Sunday, October 19, 2008



I tell you the truth: Among those born of women there has not risen anyone greater than John the Baptist; yet he who is least in the kingdom of heaven is greater than he. From the days of John the Baptist until now, the kingdom of heaven has been forcefully advancing, and forceful men lay hold of it. (Matthew 11:11-12)

The kingdom of heaven is biazo biastes harpazo.

Biazo: pressing, suffering, dragging, forcing its way. It is a verb that derives from the Greek for life or living.

Biastes: strength, force, violence. It is a noun form of biazo: a state of pressing, suffering, dragging or the person, place, or thing causing the action.
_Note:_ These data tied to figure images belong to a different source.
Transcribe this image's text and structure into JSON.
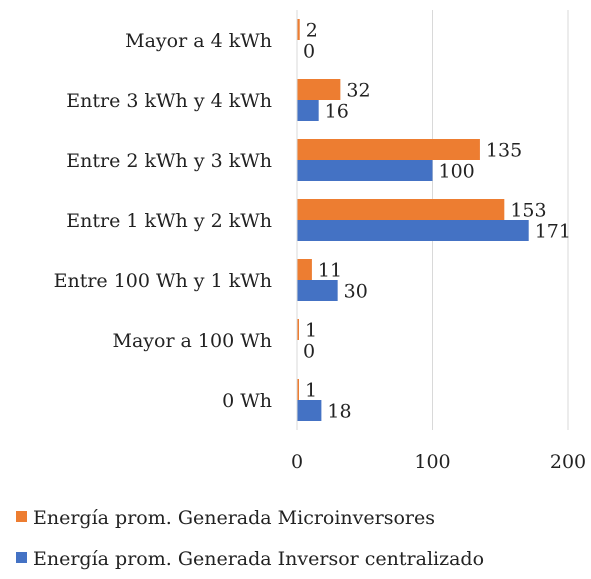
{
  "chart_data": {
    "type": "bar",
    "orientation": "horizontal",
    "categories": [
      "Mayor a 4 kWh",
      "Entre 3 kWh  y 4 kWh",
      "Entre 2 kWh y 3 kWh",
      "Entre 1 kWh y 2 kWh",
      "Entre 100 Wh y 1 kWh",
      "Mayor a 100 Wh",
      "0 Wh"
    ],
    "series": [
      {
        "name": "Energía prom. Generada Microinversores",
        "color": "#ED7D31",
        "values": [
          2,
          32,
          135,
          153,
          11,
          1,
          1
        ]
      },
      {
        "name": "Energía prom. Generada Inversor centralizado",
        "color": "#4472C4",
        "values": [
          0,
          16,
          100,
          171,
          30,
          0,
          18
        ]
      }
    ],
    "xlim": [
      0,
      200
    ],
    "xticks": [
      0,
      100,
      200
    ],
    "xtick_labels": [
      "0",
      "100",
      "200"
    ],
    "grid": "vertical",
    "legend": "bottom",
    "data_labels": true,
    "title": "",
    "xlabel": "",
    "ylabel": ""
  }
}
Plato uses biazo to describe how the body drags the soul into illusion:

"And were we not saying long ago that the soul when using the body as an instrument of perception, that is to say, when using the sense of sight or hearing or some other sense (for the meaning of perceiving through the body is perceiving through the senses)--were we not saying that the soul too is then dragged by the body into the region of the changeable, and wanders and is confused; the world spins round her, and she is like a drunkard, when she touches change?" (Phaedo 81)
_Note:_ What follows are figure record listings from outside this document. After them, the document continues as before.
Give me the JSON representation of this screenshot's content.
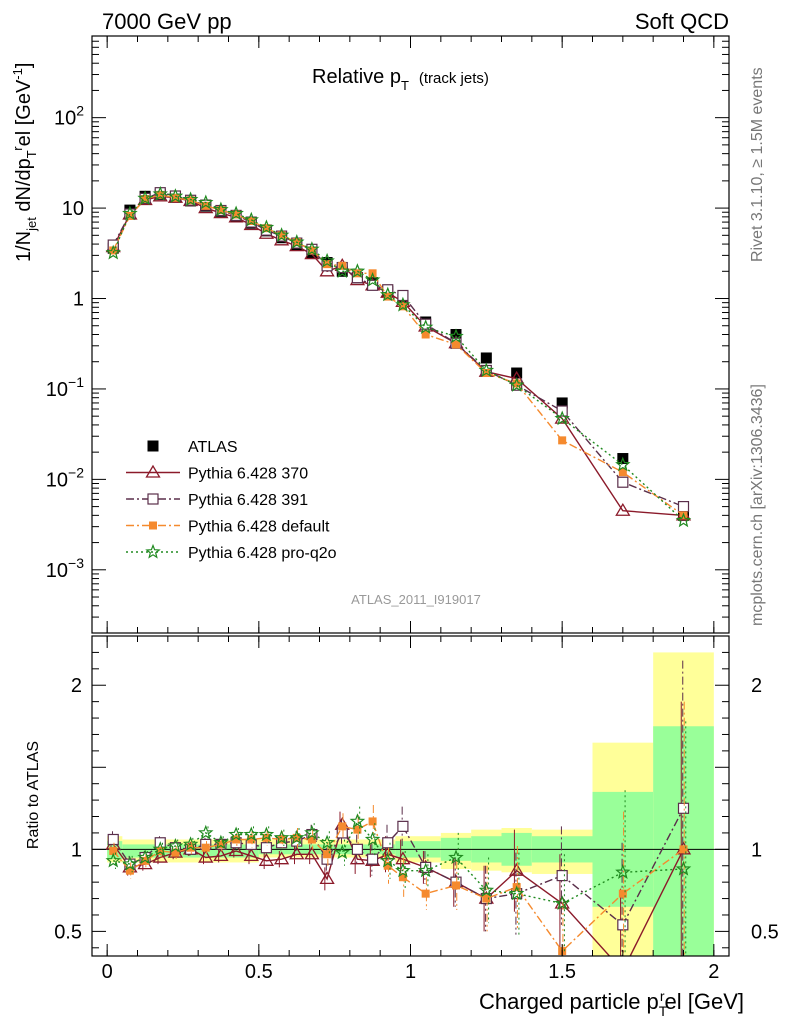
{
  "header": {
    "left": "7000 GeV pp",
    "right": "Soft QCD"
  },
  "side": {
    "rivet": "Rivet 3.1.10, ≥ 1.5M events",
    "source": "mcplots.cern.ch [arXiv:1306.3436]"
  },
  "chart_data": {
    "type": "scatter",
    "title": "Relative p",
    "title_sub": "T",
    "title_note": "(track jets)",
    "analysis": "ATLAS_2011_I919017",
    "ylabel": "1/N",
    "ylabel_sub1": "jet",
    "ylabel_mid": " dN/dp",
    "ylabel_sub2": "T",
    "ylabel_sup": "r",
    "ylabel_tail": "el [GeV",
    "ylabel_sup2": "-1",
    "ylabel_end": "]",
    "ratio_ylabel": "Ratio to ATLAS",
    "xlabel": "Charged particle p",
    "xlabel_sub": "T",
    "xlabel_sup": "r",
    "xlabel_tail": "el [GeV]",
    "xlim": [
      -0.05,
      2.05
    ],
    "ylim_main": [
      0.0002,
      800
    ],
    "ylim_ratio": [
      0.35,
      2.3
    ],
    "yscale_main": "log",
    "legend_position": "bottom-left",
    "x_ticks": [
      "0",
      "0.5",
      "1",
      "1.5",
      "2"
    ],
    "x_tick_values": [
      0,
      0.5,
      1,
      1.5,
      2
    ],
    "main_y_ticks": [
      {
        "v": 100,
        "base": "10",
        "exp": "2"
      },
      {
        "v": 10,
        "base": "10",
        "exp": ""
      },
      {
        "v": 1,
        "base": "1",
        "exp": ""
      },
      {
        "v": 0.1,
        "base": "10",
        "exp": "−1"
      },
      {
        "v": 0.01,
        "base": "10",
        "exp": "−2"
      },
      {
        "v": 0.001,
        "base": "10",
        "exp": "−3"
      }
    ],
    "ratio_y_ticks": [
      "0.5",
      "1",
      "2"
    ],
    "ratio_y_tick_values": [
      0.5,
      1,
      2
    ],
    "x": [
      0.02,
      0.075,
      0.125,
      0.175,
      0.225,
      0.275,
      0.325,
      0.375,
      0.425,
      0.475,
      0.525,
      0.575,
      0.625,
      0.675,
      0.725,
      0.775,
      0.825,
      0.875,
      0.925,
      0.975,
      1.05,
      1.15,
      1.25,
      1.35,
      1.5,
      1.7,
      1.9
    ],
    "bands": [
      {
        "x0": 0.0,
        "x1": 0.05,
        "lo1": 0.94,
        "hi1": 1.05,
        "lo2": 0.92,
        "hi2": 1.08
      },
      {
        "x0": 0.05,
        "x1": 0.5,
        "lo1": 0.95,
        "hi1": 1.03,
        "lo2": 0.92,
        "hi2": 1.06
      },
      {
        "x0": 0.5,
        "x1": 0.95,
        "lo1": 0.97,
        "hi1": 1.03,
        "lo2": 0.95,
        "hi2": 1.06
      },
      {
        "x0": 0.95,
        "x1": 1.1,
        "lo1": 0.95,
        "hi1": 1.05,
        "lo2": 0.92,
        "hi2": 1.08
      },
      {
        "x0": 1.1,
        "x1": 1.2,
        "lo1": 0.93,
        "hi1": 1.07,
        "lo2": 0.88,
        "hi2": 1.1
      },
      {
        "x0": 1.2,
        "x1": 1.3,
        "lo1": 0.92,
        "hi1": 1.08,
        "lo2": 0.87,
        "hi2": 1.12
      },
      {
        "x0": 1.3,
        "x1": 1.4,
        "lo1": 0.9,
        "hi1": 1.1,
        "lo2": 0.86,
        "hi2": 1.13
      },
      {
        "x0": 1.4,
        "x1": 1.6,
        "lo1": 0.92,
        "hi1": 1.08,
        "lo2": 0.85,
        "hi2": 1.12
      },
      {
        "x0": 1.6,
        "x1": 1.8,
        "lo1": 0.65,
        "hi1": 1.35,
        "lo2": 0.35,
        "hi2": 1.65
      },
      {
        "x0": 1.8,
        "x1": 2.0,
        "lo1": 0.35,
        "hi1": 1.75,
        "lo2": 0.35,
        "hi2": 2.2
      }
    ],
    "series": [
      {
        "name": "ATLAS",
        "color": "#000000",
        "marker": "square-filled",
        "dash": "",
        "y": [
          3.6,
          9.5,
          13.5,
          14.2,
          13.2,
          12.0,
          10.5,
          9.2,
          8.0,
          6.8,
          5.6,
          4.7,
          3.9,
          3.2,
          2.5,
          2.0,
          1.7,
          1.5,
          1.2,
          0.98,
          0.55,
          0.4,
          0.22,
          0.15,
          0.07,
          0.017,
          0.004
        ],
        "ratio": [],
        "ratio_err": []
      },
      {
        "name": "Pythia 6.428 370",
        "color": "#8b1a2a",
        "marker": "triangle-open",
        "dash": "",
        "y": [
          3.7,
          8.5,
          12.3,
          13.5,
          13.0,
          12.0,
          10.0,
          8.8,
          7.9,
          6.5,
          5.2,
          4.4,
          3.8,
          3.1,
          2.0,
          2.3,
          1.6,
          1.4,
          1.16,
          0.92,
          0.49,
          0.32,
          0.155,
          0.13,
          0.047,
          0.0045,
          0.004
        ],
        "ratio": [
          1.03,
          0.89,
          0.91,
          0.95,
          0.98,
          1.0,
          0.95,
          0.96,
          0.99,
          0.96,
          0.93,
          0.94,
          0.97,
          0.97,
          0.82,
          1.15,
          0.94,
          0.93,
          0.97,
          0.94,
          0.89,
          0.8,
          0.7,
          0.87,
          0.67,
          0.26,
          1.0
        ],
        "ratio_err": [
          0.05,
          0.05,
          0.04,
          0.04,
          0.04,
          0.04,
          0.04,
          0.04,
          0.04,
          0.05,
          0.05,
          0.05,
          0.06,
          0.06,
          0.07,
          0.08,
          0.09,
          0.1,
          0.11,
          0.12,
          0.1,
          0.15,
          0.2,
          0.25,
          0.3,
          0.5,
          0.9
        ]
      },
      {
        "name": "Pythia 6.428 391",
        "color": "#5a2e4a",
        "marker": "square-open",
        "dash": "8,3,2,3",
        "y": [
          3.9,
          8.6,
          12.8,
          14.8,
          13.6,
          12.2,
          10.8,
          9.4,
          8.3,
          7.0,
          5.7,
          4.9,
          4.1,
          3.5,
          2.3,
          2.2,
          1.7,
          1.4,
          1.25,
          1.08,
          0.52,
          0.32,
          0.16,
          0.11,
          0.057,
          0.0093,
          0.005
        ],
        "ratio": [
          1.06,
          0.91,
          0.95,
          1.04,
          1.01,
          1.0,
          1.03,
          1.03,
          1.04,
          1.03,
          1.01,
          1.04,
          1.05,
          1.09,
          0.94,
          1.1,
          1.0,
          0.94,
          1.04,
          1.14,
          0.89,
          0.8,
          0.7,
          0.73,
          0.84,
          0.54,
          1.25
        ],
        "ratio_err": [
          0.05,
          0.05,
          0.04,
          0.04,
          0.04,
          0.04,
          0.04,
          0.04,
          0.04,
          0.05,
          0.05,
          0.05,
          0.06,
          0.06,
          0.07,
          0.08,
          0.09,
          0.1,
          0.11,
          0.12,
          0.1,
          0.15,
          0.2,
          0.25,
          0.3,
          0.5,
          0.9
        ]
      },
      {
        "name": "Pythia 6.428 default",
        "color": "#f58a2e",
        "marker": "square-small",
        "dash": "8,3,2,3",
        "y": [
          3.4,
          8.2,
          12.6,
          14.0,
          13.0,
          12.2,
          10.6,
          9.5,
          8.5,
          7.2,
          6.0,
          5.0,
          4.2,
          3.4,
          2.4,
          2.3,
          1.9,
          1.9,
          1.05,
          0.82,
          0.4,
          0.31,
          0.15,
          0.115,
          0.027,
          0.012,
          0.004
        ],
        "ratio": [
          0.99,
          0.87,
          0.93,
          0.99,
          0.98,
          1.01,
          1.01,
          1.03,
          1.06,
          1.06,
          1.07,
          1.06,
          1.07,
          1.06,
          0.97,
          1.14,
          1.12,
          1.17,
          0.9,
          0.83,
          0.73,
          0.78,
          0.7,
          0.77,
          0.38,
          0.73,
          1.0
        ],
        "ratio_err": [
          0.05,
          0.05,
          0.04,
          0.04,
          0.04,
          0.04,
          0.04,
          0.04,
          0.04,
          0.05,
          0.05,
          0.05,
          0.06,
          0.06,
          0.07,
          0.08,
          0.09,
          0.1,
          0.11,
          0.12,
          0.1,
          0.15,
          0.2,
          0.25,
          0.3,
          0.5,
          0.9
        ]
      },
      {
        "name": "Pythia 6.428 pro-q2o",
        "color": "#208a20",
        "marker": "star",
        "dash": "2,3",
        "y": [
          3.2,
          8.7,
          12.8,
          14.3,
          13.5,
          12.4,
          11.5,
          9.6,
          8.7,
          7.4,
          6.1,
          5.0,
          4.2,
          3.5,
          2.6,
          2.0,
          2.0,
          1.6,
          1.1,
          0.85,
          0.48,
          0.38,
          0.16,
          0.11,
          0.047,
          0.0145,
          0.0035
        ],
        "ratio": [
          0.93,
          0.91,
          0.95,
          1.0,
          1.02,
          1.03,
          1.1,
          1.04,
          1.09,
          1.09,
          1.09,
          1.07,
          1.07,
          1.1,
          1.04,
          0.98,
          1.17,
          1.06,
          0.93,
          0.87,
          0.87,
          0.95,
          0.75,
          0.73,
          0.67,
          0.86,
          0.88
        ],
        "ratio_err": [
          0.05,
          0.05,
          0.04,
          0.04,
          0.04,
          0.04,
          0.04,
          0.04,
          0.04,
          0.05,
          0.05,
          0.05,
          0.06,
          0.06,
          0.07,
          0.08,
          0.09,
          0.1,
          0.11,
          0.12,
          0.1,
          0.15,
          0.2,
          0.25,
          0.3,
          0.5,
          0.9
        ]
      }
    ]
  }
}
Harpazo: seize, carry off, catch, pluck, take, claim, redeems.

Three Greek words have been translated into nine English words. This does not suggest an easy or confident transfer of meaning.

Perhaps we can read the "reign of heaven redeems the marauder's violence."

Jesus emphasizes the present power of the kingdom of heaven, "until now" which the Greek suggests is just now, this very moment, and for this time onward.

There is in any case a sense of a very present authority taking charge of a disordered and violent context.

Above is Saint Matthew from the Lindisfarne Gospels.